I mentioned in my previous post that some time after my last post in 2009, I was hospitalised.
In my 20th week of pregnancy, a colonoscopy confirmed my fears. I had UC and it was severe. The gastroenterologist prescribed 4800mg Asacol a day. That was 12 pills! Everyday! Being the kind of person who loathed to take medication (even a small dose of paracetamol was not taken lightly with me), I chose to completely ignore his advice.
Now it may appear that my decision was irresponsible. But there are two things you have to consider here:
1. I was 20 weeks pregnant with my first child and was terrified that the medication would have adverse effects on my baby. Although I had the go ahead from atleast 4 medical specialists, I still worried that if any harm came to my unborn child I would forever blame myself.
2. I had no idea how bad UC could actually get.
So off I went full of hope and naivety to consult with a Homeopath. She assured me that she had treated others with the very same condition with excellent results. Words like 'gluten-free diet' and 'cured' were used.
I believed her. I wanted to believe her.
I needed to believe her.
In the two months that followed, I religiously consumed the costly health supplements and was rigid about following the gluten free plan. Yet, the UC didn't improve. In fact, the symptoms only became worse. I would spend the major part of my day in the loo and most of the night as well. The stabbing pain would wake me up at night. Some nights I was convinced that I would pass out from the pain.
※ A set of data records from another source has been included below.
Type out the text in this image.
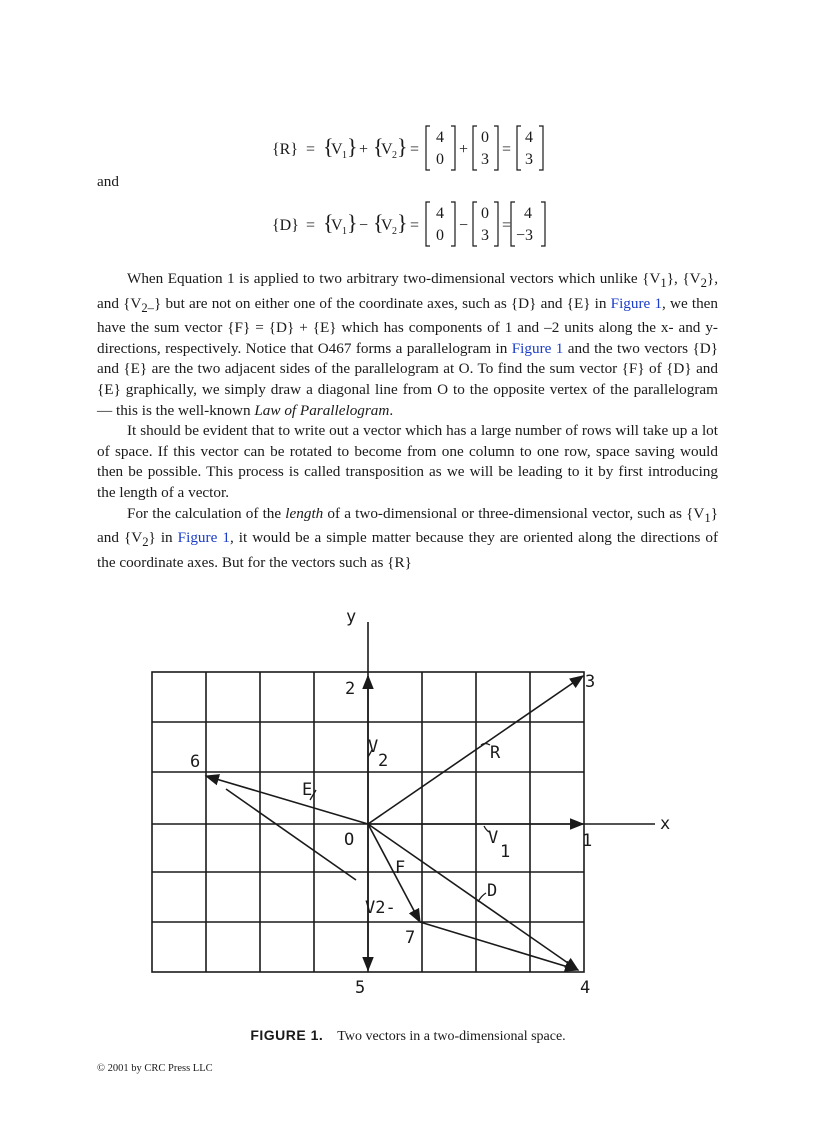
{R} = {
V 1 } + {
V 2 } =
4
0
+
0
3
=
4
3
and
{D} = {
V 1 } − {
V 2 } =
4
0
−
0
3
=
4
−3

When Equation 1 is applied to two arbitrary two-dimensional vectors which unlike $\{V_1\}$, $\{V_2\}$, and $\{V_{2-}\}$ but are not on either one of the coordinate axes, such as {D} and {E} in Figure 1, we then have the sum vector {F} = {D} + {E} which has components of 1 and –2 units along the x- and y-directions, respectively. Notice that O467 forms a parallelogram in Figure 1 and the two vectors {D} and {E} are the two adjacent sides of the parallelogram at O. To find the sum vector {F} of {D} and {E} graphically, we simply draw a diagonal line from O to the opposite vertex of the parallelogram — this is the well-known Law of Parallelogram.

It should be evident that to write out a vector which has a large number of rows will take up a lot of space. If this vector can be rotated to become from one column to one row, space saving would then be possible. This process is called transposition as we will be leading to it by first introducing the length of a vector.

For the calculation of the length of a two-dimensional or three-dimensional vector, such as $\{V_1\}$ and $\{V_2\}$ in Figure 1, it would be a simple matter because they are oriented along the directions of the coordinate axes. But for the vectors such as {R}

y
x
2	3
6
1
5	4
7
O
V
2	R
E
V
1
F
D
V2-
FIGURE 1. Two vectors in a two-dimensional space.
© 2001 by CRC Press LLC
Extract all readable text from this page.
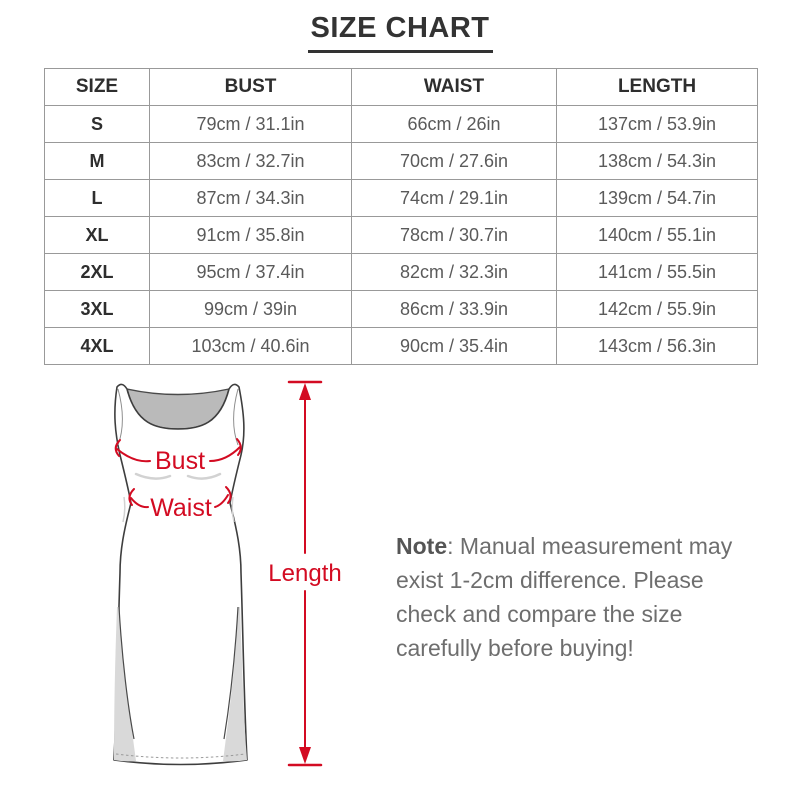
SIZE CHART
SIZE	BUST	WAIST	LENGTH
S	79cm / 31.1in	66cm / 26in	137cm / 53.9in
M	83cm / 32.7in	70cm / 27.6in	138cm / 54.3in
L	87cm / 34.3in	74cm / 29.1in	139cm / 54.7in
XL	91cm / 35.8in	78cm / 30.7in	140cm / 55.1in
2XL	95cm / 37.4in	82cm / 32.3in	141cm / 55.5in
3XL	99cm / 39in	86cm / 33.9in	142cm / 55.9in
4XL	103cm / 40.6in	90cm / 35.4in	143cm / 56.3in
Bust
Waist
Length
Note: Manual measurement may
exist 1-2cm difference. Please
check and compare the size
carefully before buying!
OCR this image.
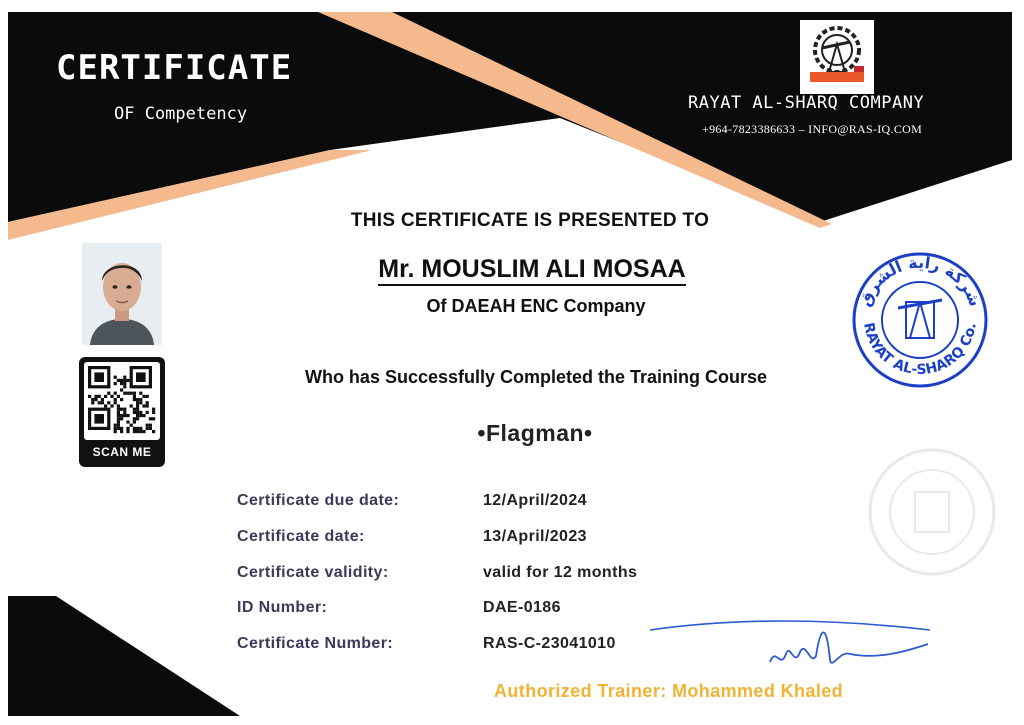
CERTIFICATE
OF Competency
RAYAT AL-SHARQ COMPANY
+964-7823386633 – INFO@RAS-IQ.COM
SCAN ME
شركة راية الشرق
RAYAT AL-SHARQ Co.
THIS CERTIFICATE IS PRESENTED TO
Mr. MOUSLIM ALI MOSAA
Of DAEAH ENC Company
Who has Successfully Completed the Training Course
•Flagman•
Certificate due date:	12/April/2024
Certificate date:	13/April/2023
Certificate validity:	valid for 12 months
ID Number:	DAE-0186
Certificate Number:	RAS-C-23041010
Authorized Trainer: Mohammed Khaled
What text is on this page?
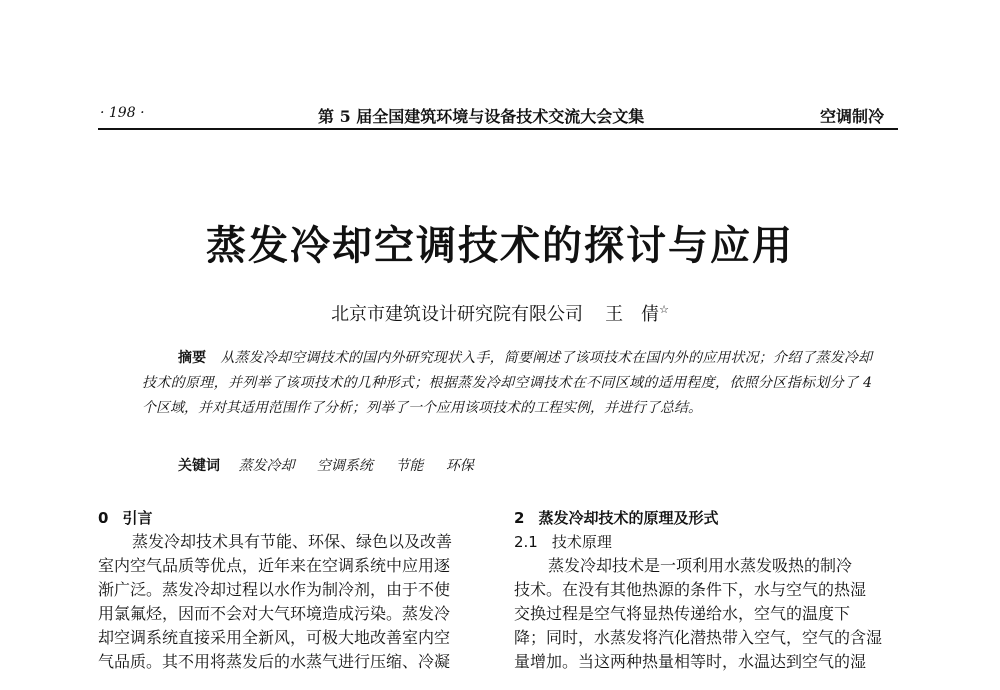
· 198 ·	第 5 届全国建筑环境与设备技术交流大会文集	空调制冷
蒸发冷却空调技术的探讨与应用
北京市建筑设计研究院有限公司 王　倩☆
摘要 从蒸发冷却空调技术的国内外研究现状入手，简要阐述了该项技术在国内外的应用状况；介绍了蒸发冷却技术的原理，并列举了该项技术的几种形式；根据蒸发冷却空调技术在不同区域的适用程度，依照分区指标划分了 4 个区域，并对其适用范围作了分析；列举了一个应用该项技术的工程实例，并进行了总结。
关键词 蒸发冷却 空调系统 节能 环保
0 引言
蒸发冷却技术具有节能、环保、绿色以及改善
室内空气品质等优点，近年来在空调系统中应用逐
渐广泛。蒸发冷却过程以水作为制冷剂，由于不使
用氯氟烃，因而不会对大气环境造成污染。蒸发冷
却空调系统直接采用全新风，可极大地改善室内空
气品质。其不用将蒸发后的水蒸气进行压缩、冷凝
2 蒸发冷却技术的原理及形式
2.1 技术原理
蒸发冷却技术是一项利用水蒸发吸热的制冷
技术。在没有其他热源的条件下，水与空气的热湿
交换过程是空气将显热传递给水，空气的温度下
降；同时，水蒸发将汽化潜热带入空气，空气的含湿
量增加。当这两种热量相等时，水温达到空气的湿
Sometime around my 30th week of pregnancy I found myself physically and emotionally depleted. It was the day before my husband and I were due to leave for our last holiday before baby's arrival. We had been planning it for months and were eagerly anticipating it.
But I found myself completely exhausted. I had not slept more than hour at a time in weeks. I could not get through a meal without running to the loo atleast once. Pain was my constant companion. When I wasn't doubled over and breathing myself through pain, I was living in the fear of it gripping me at any second.
Writing about it now causes me to tear. I realise this is why I have avoided writing about it for so long. It was the most difficult period in my life. Looking back, I realise that I unwittingly made it more difficult for myself by not being honest about what I was going through with my loved ones. Not even my husband (who has always been my best friend) was privy to how bad it really was. I glazed over the details, made light of the pain. So what ensued over the next few days caught him, as well as the rest of our family, completely off-guard.